La plupart des poteries réalisées par Lionel Jean sont en grès. Le grès normand est aisément reconnaissable à sa couleur brun sombre (après cuisson bien sûr !).

 La poterie de grès est une terre cuite à très haute température (généralement au delà de 1200°C), ce qui permet à l’argile de débuter un processus de vitrification qui va rendre les vases presque imperméables. À la fin du Moyen-Âge, le grès en une production nouvelle : jusqu’au milieu du XIVe siècle les vases en terre cuite traditionnelle ne subissaient pas de température supérieure à 900°C. On recouvrait donc ces poteries d’une glaçure. Le grès a rapidement gagné une réputation de produit sain, gardant parfaitement leur fraîcheur aux aliments et principalement aux laitages.
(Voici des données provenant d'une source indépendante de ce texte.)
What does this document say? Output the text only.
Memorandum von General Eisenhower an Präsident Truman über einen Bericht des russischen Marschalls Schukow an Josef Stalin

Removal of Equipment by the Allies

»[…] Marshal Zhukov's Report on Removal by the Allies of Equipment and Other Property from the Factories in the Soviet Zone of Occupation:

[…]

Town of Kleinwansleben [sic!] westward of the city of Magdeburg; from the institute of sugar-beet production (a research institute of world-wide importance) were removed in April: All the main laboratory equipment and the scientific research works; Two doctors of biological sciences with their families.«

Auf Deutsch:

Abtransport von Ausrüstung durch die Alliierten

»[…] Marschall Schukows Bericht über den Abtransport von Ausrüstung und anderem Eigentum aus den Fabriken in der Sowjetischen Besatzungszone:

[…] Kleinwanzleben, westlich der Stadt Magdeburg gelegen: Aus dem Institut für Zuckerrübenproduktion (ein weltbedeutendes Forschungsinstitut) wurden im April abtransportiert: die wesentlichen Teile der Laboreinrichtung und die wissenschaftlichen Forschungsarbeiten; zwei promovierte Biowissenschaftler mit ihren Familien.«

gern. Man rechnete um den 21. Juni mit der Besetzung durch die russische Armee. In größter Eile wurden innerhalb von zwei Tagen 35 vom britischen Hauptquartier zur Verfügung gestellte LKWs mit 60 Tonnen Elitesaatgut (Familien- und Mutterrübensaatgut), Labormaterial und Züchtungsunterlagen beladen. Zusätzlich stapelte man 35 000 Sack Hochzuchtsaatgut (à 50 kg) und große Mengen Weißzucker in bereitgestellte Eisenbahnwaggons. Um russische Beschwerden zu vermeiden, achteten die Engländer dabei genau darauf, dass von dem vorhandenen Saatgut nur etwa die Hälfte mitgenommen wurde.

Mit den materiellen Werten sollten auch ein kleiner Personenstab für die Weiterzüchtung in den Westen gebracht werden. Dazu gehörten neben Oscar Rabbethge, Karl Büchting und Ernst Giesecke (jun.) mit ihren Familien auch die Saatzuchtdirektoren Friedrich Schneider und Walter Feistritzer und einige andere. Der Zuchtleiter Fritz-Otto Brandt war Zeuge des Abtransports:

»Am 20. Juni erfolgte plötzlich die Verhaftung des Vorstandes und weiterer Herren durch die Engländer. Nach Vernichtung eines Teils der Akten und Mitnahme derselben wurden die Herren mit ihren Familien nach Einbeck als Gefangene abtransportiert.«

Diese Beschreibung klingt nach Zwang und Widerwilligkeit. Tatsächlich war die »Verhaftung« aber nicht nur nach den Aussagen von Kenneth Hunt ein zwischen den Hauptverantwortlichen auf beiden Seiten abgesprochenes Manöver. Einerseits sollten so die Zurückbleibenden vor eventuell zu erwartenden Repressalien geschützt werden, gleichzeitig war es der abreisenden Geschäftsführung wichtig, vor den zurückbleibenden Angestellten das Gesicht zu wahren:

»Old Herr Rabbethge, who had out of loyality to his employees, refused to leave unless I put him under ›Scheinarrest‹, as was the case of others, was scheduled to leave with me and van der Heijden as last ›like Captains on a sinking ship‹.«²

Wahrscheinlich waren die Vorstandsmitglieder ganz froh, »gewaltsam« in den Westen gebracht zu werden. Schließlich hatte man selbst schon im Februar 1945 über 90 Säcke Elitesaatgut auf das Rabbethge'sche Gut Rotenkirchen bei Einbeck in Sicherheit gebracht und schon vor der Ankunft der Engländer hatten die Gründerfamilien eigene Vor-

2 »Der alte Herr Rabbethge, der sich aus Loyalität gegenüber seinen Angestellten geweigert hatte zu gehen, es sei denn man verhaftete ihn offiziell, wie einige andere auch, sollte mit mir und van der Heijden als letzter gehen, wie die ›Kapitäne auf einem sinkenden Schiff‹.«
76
Incontournables : le pot-cochon et le pichet-marquis

« C’est la pièce la plus demandée de l’atelier », confie Lionel Jean. Le pot-cochon est un objet pour le moins original et pittoresque. Ce pichet conserve bien le pétillant du cidre grâce à son sommet resserré et se révèle être d’une grande contenance. « Le pot-cochon servait à aller chercher le cidre au tonneau, explique le céramiste, son origine est de Saint-Jacques de Néhou, entre Briquebec et Saint-Sauveur-le-Vicomte ».

 

Après avoir façonné la partie bombée du pichet, le potier modèle la tête du cochon et scelle ensuite les deux parties. Le temps de séchage des pots dépend du taux d’humidité de l’air, donc de la météo. Lionel Jean s’approvisionne en argile à Noron-la-Poterie, haut lieu de la céramique normande depuis l’Antiquité gallo-romaine.